For Love or Money? Vocational Wayfinding
The January 2020 IS conference will continue our explorations of money by thinking more deeply about questions of identity and vocation. What is the process by which we take the gifts and passions placed in us by our Creator and shape them into a job? How does what we love relate to how we earn money? And how do we understand work as one way that we live out our human calling “to bring renewal and reconciliation” to all walks of life”?
Our keynote speaker will be Dr. Gideon Strauss from the Institute of Christian Studies, where he has taught a course in Vocational Wayfinding. He articulates the connection between work and identity this way:
Poet David Whyte has suggested that work is for all of us a “pilgrimage of identity.” It is not, however, a pilgrimage for which any of us are provided with a GPS, allowing us to navigate in straight lines with comfortable certainty toward clear objectives that cohere in obvious ways with an immutable sense of our identity. Instead, this pilgrimage is more like the experience of Polynesian sailors, who traversed the vast expanses of the Pacific Ocean with the help of the stars, memory, and close attention to the patterns of the waves on the surface of the ocean. Polynesian wayfinding was a way of navigating that required alert improvisation and frequent reorientation from within a perpetually shifting context.

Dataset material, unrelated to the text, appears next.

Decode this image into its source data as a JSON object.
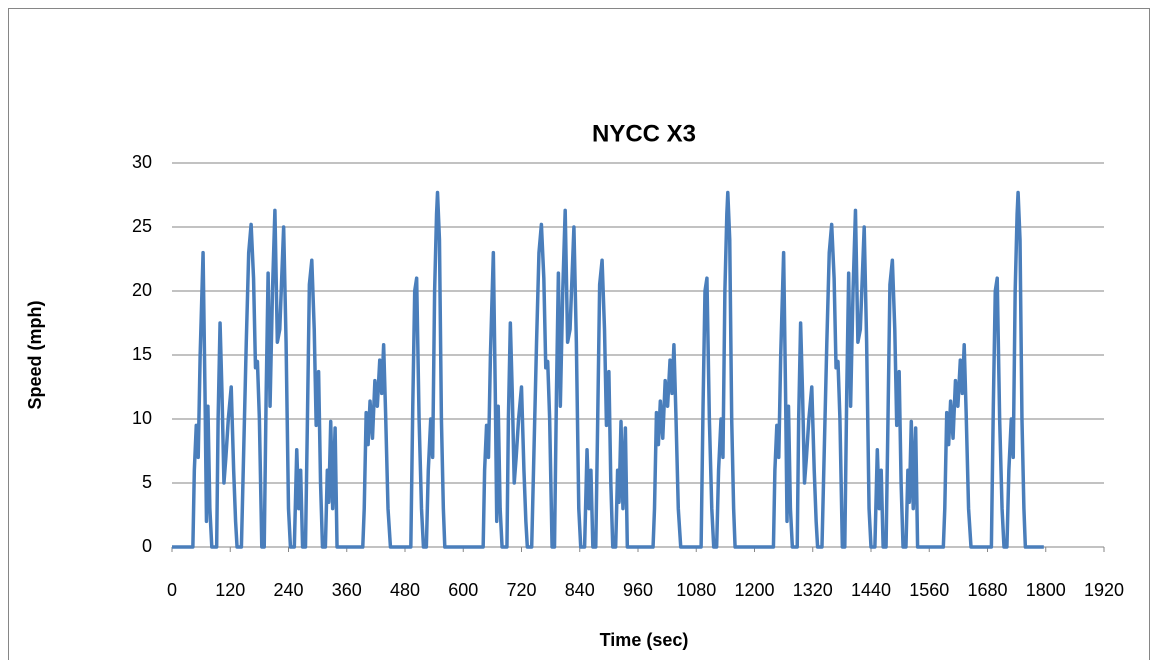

Dr. Strauss will give a public lecture on Wednesday, January 22 at 7 p.m. in N102 on the topic “For Love & Money: Life Design Maladies & Methods.”
Dr. Gideon Strauss, PhD, is Academic Dean and Associate Professor of Worldview Studies at the Institute for Christian Studies, a graduate school of philosophy in Toronto, and a senior fellow with the Center for Public Justice in Washington DC. Gideon also facilitates vocational discipleship in churches in his native South Africa. He was the editor of Comment magazine from 2000 to 2010.